SARC participates in the CANWARN Severe Weather Watch program


SARC usually sponsors a visit from an Environment Canada official every spring to update us and other interested parties on the recognition and reporting of severe weather events.

Watch this space for the upcoming dates.


CANWARN Severe Weather Watch Program


Severe weather watch reporting number for those in the program:

1-800-66-STORM (1-800-667-8676)

Connects to Environment Canada in Saskatoon

The Eyes and Ears of Environment Canada!
A joint program of Amateur Radio and Environment Canada
The CANWARN Training Program

We have lost our former source of refresher courses due to retirement and office closure.  We are trying to arrange another refresher course as soon as possible.  Those interested in emergency preparedness and  communications are encouraged to contact a Sask Alta Radio Club member for details.  Call Len at 306-387-6881 or Bill at 780-875-7619.
The Lloydminster media are kind enough to give us some very nice coverage of these events.

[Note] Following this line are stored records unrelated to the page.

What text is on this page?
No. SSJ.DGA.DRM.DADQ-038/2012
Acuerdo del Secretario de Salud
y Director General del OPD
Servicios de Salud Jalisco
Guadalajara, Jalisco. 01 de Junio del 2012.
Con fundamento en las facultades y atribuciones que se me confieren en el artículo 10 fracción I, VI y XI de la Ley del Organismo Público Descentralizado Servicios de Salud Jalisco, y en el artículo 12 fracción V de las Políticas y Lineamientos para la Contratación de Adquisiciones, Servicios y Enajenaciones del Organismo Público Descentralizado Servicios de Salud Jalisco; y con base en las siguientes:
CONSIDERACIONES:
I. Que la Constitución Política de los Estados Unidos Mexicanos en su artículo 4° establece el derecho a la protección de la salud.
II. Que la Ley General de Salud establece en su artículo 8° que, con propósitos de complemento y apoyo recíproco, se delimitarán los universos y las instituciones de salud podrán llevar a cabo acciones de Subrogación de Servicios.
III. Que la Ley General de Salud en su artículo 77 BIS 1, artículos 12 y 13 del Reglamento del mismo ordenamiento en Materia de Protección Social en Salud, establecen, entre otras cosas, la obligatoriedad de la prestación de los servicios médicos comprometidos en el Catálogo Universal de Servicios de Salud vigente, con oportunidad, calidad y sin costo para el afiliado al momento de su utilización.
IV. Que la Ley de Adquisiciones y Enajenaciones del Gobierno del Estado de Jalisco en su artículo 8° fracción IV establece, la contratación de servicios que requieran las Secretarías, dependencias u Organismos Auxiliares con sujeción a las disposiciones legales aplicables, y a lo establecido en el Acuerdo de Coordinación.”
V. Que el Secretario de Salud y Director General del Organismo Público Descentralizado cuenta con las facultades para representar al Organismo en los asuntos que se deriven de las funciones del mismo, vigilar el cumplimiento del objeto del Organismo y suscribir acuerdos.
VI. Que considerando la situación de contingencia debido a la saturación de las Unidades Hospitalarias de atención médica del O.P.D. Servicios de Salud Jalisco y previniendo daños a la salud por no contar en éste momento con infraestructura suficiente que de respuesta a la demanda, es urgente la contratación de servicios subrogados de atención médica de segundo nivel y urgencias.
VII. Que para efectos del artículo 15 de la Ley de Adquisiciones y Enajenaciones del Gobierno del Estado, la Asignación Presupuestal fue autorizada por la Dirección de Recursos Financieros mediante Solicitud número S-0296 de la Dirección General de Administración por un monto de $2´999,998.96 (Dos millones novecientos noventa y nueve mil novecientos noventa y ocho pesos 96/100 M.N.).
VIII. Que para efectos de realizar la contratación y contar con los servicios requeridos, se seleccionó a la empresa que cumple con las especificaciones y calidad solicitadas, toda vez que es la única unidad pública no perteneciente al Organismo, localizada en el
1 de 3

Some other interesting sites related to CANWARN are:

Edmonton CANWARN info
Environment Canada CANWARN fact sheet
USA Skywarn program
London On severe wx sample reports
Lloydminster's current weather

Check and study these sites and you, too, can become an official Severe Weather Watcher in the CANWARN program.

If you have a weather radio or scanner capable of tuning to the standard VHF weather channels, you can hear hourly weather reports and forecasts for our area.

The VHF Weatherradio station at Waseca SK broadcasts continuously on 162.400 mHz.

Weatherradio may be on any one of these standard channels at other locations:

Weatheradio Canada signals are transmitted using FM, with a bandwidth of 25 kHz. The service uses these frequencies:

  • 162.400 MHz
  • 162.425 MHz
  • 162.450 MHz
  • 162.475 MHz
  • 162.500 MHz
  • 162.525 MHz
  • 162.550 MHz

When needed, an emergency alert is sent using Specific Area Message Encoding data bursts followed by a 1050 Hz audio tone, for severe thunderstorms, floods, tornadoes, and other public emergencies.